An Analytical Study of the Redox Behavior of 1,10-Phenanthroline-5,6-dione, its Transition-Metal Complexes, and its N-Monomethylated Derivative with regard to their Efficiency as Mediators of NAD(P)+ Regeneration

The synthesis as well as the chemical and electrochemical properties of homoleptic and heteroleptic (trispyridyl-methylamine as coligand) transition-metal complexes (Ru and Co) of 1,10-phenanthroline-5,6-dione (PD) and of its N-monomethylated derivative (PDMe+) are described. In particular, their ability to abstract hydride ions was studied. Electrochemical investigations with cyclic voltammetry, rotating disk electrode experiments, and spectroelectrochemical methods at different pH values gave an insight into the complex electrochemistry of the compounds described, which is strongly influenced by a hydration pre-equilibrium.
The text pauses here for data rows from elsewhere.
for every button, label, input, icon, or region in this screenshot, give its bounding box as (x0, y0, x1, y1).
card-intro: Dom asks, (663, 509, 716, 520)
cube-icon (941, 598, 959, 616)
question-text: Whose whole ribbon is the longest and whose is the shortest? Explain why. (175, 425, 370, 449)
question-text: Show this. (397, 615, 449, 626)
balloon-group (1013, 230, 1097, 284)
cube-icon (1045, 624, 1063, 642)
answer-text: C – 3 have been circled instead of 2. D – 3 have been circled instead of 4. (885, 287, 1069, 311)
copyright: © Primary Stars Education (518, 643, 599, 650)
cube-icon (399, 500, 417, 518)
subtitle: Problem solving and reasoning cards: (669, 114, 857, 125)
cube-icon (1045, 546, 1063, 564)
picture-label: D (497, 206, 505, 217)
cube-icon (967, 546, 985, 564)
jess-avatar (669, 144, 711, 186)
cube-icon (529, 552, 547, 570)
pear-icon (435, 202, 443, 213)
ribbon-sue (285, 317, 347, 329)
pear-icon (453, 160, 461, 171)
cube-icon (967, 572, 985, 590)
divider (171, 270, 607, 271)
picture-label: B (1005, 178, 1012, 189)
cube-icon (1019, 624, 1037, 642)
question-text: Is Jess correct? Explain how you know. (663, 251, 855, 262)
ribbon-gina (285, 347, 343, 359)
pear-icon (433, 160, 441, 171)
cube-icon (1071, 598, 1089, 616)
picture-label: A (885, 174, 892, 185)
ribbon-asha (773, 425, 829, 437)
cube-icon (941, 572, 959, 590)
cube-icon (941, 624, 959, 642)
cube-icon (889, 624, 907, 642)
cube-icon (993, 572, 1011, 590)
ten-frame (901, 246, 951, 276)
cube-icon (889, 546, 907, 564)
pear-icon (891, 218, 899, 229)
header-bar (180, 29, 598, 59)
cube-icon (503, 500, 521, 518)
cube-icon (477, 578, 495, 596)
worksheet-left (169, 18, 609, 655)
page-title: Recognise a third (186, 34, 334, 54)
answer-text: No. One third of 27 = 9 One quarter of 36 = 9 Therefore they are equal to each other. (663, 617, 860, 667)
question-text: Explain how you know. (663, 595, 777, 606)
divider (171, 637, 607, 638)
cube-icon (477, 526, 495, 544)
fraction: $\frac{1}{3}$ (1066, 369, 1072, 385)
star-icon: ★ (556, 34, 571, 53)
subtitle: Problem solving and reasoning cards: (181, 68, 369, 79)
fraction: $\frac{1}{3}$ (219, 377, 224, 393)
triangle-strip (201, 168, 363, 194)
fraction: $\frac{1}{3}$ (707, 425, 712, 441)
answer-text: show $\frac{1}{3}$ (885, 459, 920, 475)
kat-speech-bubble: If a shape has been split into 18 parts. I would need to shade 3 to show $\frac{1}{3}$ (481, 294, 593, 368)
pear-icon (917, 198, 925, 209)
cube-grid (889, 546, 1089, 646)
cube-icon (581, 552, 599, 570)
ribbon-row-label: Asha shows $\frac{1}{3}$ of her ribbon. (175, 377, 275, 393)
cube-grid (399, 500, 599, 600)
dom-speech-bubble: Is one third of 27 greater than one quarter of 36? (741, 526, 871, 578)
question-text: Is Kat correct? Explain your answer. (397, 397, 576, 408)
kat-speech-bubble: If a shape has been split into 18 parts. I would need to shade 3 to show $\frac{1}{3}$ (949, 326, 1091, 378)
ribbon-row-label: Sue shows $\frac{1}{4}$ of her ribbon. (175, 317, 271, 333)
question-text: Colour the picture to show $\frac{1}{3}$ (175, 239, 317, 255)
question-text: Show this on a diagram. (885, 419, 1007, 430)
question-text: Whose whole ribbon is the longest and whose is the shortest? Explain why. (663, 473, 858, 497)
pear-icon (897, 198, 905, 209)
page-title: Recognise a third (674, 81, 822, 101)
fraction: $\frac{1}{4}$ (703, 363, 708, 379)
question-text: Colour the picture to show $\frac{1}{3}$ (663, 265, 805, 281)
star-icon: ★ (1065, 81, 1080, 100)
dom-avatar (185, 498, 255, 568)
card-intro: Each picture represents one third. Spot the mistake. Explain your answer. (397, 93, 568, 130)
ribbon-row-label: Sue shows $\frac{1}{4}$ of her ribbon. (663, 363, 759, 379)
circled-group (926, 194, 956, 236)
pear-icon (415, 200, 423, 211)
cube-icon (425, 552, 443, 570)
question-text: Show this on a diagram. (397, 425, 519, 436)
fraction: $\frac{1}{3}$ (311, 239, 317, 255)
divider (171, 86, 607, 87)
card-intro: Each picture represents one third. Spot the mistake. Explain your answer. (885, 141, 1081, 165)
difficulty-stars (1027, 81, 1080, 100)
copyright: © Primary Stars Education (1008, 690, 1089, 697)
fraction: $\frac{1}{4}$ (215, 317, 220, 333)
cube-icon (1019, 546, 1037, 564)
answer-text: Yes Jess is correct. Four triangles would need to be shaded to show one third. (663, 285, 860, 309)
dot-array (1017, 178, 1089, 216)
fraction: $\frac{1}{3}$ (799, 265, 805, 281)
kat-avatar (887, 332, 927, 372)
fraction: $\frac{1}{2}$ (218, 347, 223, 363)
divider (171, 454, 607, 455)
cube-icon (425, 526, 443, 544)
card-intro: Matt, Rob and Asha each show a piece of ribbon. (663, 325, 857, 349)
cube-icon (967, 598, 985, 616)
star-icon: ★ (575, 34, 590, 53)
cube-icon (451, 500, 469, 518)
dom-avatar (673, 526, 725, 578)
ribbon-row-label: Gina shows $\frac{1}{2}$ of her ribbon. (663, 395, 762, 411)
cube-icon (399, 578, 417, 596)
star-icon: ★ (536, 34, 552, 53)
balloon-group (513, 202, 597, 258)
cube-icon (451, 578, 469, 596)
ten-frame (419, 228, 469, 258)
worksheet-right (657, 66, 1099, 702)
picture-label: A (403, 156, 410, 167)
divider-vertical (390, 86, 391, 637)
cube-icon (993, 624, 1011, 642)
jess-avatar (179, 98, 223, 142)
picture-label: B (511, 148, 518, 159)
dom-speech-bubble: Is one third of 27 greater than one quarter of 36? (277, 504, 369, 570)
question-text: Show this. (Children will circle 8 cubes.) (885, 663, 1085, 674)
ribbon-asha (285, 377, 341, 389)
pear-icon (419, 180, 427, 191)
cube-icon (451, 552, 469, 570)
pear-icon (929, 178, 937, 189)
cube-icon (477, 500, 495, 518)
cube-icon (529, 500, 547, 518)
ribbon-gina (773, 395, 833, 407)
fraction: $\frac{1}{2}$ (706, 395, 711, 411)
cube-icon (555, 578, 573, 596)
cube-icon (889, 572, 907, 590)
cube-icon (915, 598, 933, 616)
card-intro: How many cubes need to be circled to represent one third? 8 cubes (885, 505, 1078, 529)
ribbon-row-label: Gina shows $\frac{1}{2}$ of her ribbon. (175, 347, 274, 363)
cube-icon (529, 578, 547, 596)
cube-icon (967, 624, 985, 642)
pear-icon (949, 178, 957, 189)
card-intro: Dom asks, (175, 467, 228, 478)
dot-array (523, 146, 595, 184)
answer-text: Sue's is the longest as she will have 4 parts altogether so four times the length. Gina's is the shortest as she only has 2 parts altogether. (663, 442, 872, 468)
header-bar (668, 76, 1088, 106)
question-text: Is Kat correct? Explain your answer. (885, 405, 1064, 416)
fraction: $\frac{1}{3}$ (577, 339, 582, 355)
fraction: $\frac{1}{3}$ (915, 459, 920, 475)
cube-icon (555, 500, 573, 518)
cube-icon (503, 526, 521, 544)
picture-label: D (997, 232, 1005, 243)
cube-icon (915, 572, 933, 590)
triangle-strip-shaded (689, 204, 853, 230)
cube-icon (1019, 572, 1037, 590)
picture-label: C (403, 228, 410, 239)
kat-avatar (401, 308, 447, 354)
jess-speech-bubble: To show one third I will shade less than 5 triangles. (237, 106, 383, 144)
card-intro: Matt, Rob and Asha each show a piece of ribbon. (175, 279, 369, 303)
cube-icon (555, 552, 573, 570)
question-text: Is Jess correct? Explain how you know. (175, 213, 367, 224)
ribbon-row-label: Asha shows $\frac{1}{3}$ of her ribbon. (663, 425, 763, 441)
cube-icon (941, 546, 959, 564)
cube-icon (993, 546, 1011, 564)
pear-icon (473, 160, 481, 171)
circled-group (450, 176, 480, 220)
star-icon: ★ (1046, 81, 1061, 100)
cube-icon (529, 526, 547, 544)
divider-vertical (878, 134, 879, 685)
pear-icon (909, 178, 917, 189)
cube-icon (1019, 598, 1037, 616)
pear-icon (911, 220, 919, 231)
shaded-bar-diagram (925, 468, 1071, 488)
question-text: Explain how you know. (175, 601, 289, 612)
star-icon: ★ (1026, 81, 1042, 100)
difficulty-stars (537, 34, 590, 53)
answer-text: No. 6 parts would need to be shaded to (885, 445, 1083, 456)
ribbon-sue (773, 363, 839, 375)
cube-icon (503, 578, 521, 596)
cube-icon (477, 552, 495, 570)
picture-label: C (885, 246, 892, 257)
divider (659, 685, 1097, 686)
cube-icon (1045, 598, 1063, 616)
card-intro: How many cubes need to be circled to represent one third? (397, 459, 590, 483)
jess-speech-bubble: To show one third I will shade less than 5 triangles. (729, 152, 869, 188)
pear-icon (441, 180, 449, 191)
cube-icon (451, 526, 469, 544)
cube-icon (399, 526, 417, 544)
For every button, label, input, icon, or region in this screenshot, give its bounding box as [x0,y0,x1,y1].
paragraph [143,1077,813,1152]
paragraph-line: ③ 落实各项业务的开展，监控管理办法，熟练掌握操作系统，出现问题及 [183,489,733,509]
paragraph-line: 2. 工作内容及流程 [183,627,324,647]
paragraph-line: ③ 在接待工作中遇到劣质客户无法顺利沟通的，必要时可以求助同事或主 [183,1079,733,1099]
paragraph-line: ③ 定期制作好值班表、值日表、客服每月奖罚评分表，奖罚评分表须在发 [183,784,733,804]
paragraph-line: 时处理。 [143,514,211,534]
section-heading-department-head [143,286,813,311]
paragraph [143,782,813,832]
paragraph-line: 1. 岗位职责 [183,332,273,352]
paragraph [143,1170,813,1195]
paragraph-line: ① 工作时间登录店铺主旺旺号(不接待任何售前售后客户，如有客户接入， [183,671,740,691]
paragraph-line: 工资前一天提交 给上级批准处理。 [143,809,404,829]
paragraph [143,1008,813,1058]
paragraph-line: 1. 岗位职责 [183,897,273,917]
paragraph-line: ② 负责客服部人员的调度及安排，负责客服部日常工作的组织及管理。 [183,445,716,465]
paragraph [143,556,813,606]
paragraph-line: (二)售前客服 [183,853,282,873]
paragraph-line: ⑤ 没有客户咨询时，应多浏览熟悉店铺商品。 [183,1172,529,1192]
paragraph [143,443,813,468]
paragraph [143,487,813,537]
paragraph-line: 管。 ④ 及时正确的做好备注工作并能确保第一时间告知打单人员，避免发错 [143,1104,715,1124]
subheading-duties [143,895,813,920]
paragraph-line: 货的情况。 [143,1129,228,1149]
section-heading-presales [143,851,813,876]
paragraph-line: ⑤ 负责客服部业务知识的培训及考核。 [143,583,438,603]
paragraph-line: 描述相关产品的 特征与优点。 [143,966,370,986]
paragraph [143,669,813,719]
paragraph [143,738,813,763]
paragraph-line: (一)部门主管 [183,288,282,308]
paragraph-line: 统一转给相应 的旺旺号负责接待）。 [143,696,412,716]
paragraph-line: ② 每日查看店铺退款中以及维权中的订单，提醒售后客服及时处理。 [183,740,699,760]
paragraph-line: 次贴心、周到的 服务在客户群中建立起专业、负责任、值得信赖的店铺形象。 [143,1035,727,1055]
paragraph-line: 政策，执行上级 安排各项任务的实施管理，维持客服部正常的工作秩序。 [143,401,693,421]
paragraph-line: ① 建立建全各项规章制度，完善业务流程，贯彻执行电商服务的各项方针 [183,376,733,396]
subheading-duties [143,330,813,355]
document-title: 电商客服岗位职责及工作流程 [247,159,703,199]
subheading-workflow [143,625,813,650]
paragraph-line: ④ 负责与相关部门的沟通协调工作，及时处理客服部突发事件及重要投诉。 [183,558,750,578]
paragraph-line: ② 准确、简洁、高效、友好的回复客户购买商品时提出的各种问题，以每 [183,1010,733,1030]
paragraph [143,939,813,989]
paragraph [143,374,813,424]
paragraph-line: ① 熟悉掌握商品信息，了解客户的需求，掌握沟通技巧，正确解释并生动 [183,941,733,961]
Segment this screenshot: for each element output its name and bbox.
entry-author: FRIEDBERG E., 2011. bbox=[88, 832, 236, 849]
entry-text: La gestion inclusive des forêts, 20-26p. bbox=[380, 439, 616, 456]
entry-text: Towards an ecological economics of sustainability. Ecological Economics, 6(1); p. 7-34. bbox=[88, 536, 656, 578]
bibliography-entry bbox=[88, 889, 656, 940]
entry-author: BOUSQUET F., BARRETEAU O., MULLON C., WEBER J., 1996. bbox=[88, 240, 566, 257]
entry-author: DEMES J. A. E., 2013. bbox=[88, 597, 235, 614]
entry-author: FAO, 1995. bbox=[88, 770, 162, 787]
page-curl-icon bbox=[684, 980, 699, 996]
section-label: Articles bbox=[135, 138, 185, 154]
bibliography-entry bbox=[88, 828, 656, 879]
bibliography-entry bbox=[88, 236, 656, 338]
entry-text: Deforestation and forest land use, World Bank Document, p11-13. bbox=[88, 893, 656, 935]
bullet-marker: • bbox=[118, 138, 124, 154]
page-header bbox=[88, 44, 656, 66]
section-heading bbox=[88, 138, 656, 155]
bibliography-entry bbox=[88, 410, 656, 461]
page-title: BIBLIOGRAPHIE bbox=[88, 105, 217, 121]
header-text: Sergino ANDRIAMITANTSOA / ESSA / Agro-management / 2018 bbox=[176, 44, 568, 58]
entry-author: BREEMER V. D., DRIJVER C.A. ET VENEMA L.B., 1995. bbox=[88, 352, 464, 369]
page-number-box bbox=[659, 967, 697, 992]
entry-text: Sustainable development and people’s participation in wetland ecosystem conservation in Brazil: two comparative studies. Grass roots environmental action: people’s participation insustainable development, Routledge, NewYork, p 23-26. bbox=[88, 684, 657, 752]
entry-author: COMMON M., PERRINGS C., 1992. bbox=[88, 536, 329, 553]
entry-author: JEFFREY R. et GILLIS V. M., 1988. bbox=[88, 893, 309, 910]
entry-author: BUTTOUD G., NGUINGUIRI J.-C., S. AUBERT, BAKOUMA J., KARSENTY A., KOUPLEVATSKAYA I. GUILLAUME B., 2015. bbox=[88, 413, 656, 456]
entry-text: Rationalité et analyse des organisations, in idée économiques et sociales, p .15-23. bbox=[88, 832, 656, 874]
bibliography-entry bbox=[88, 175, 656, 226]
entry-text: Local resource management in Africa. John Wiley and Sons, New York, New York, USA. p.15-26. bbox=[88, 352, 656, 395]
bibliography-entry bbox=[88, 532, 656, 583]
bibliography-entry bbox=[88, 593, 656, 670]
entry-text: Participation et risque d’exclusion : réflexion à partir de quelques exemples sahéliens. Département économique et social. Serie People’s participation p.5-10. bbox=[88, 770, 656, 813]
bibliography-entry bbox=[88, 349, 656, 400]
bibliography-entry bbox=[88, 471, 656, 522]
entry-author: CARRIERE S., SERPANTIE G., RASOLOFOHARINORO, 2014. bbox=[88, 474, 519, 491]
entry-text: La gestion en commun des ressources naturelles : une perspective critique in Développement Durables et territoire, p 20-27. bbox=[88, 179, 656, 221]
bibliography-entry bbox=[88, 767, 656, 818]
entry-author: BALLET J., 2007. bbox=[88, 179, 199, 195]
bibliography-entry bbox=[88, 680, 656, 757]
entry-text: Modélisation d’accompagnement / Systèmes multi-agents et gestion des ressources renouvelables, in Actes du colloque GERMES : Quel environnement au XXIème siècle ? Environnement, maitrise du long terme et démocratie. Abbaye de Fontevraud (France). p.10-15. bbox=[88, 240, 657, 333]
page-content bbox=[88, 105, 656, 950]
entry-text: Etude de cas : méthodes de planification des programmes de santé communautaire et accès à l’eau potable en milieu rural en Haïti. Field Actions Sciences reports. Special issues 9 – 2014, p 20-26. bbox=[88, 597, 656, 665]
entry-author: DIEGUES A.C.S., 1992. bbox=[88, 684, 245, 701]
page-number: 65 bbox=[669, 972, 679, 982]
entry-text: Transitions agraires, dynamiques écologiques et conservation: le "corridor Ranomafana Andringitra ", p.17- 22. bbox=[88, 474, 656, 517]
The electrochemically active quinone form of the transition-metal complexes can be reduced to the hydroquinone state in acidic solution and to their transition-metal-stabilized semi-quinone states for neutral and basic solutions, whereas PDMe+ is reduced to the hydroquinone state in both acidic and neutral solutions. The compounds can also be reduced chemically, and are efficient catalysts for the indirect oxidation of the enzymatic cofactor NAD(P)H. For the indirect aerobic NAD(P)H oxidation, up to 900 turnovers per hour can be observed, an achievement yet to be reached by other catalyst systems.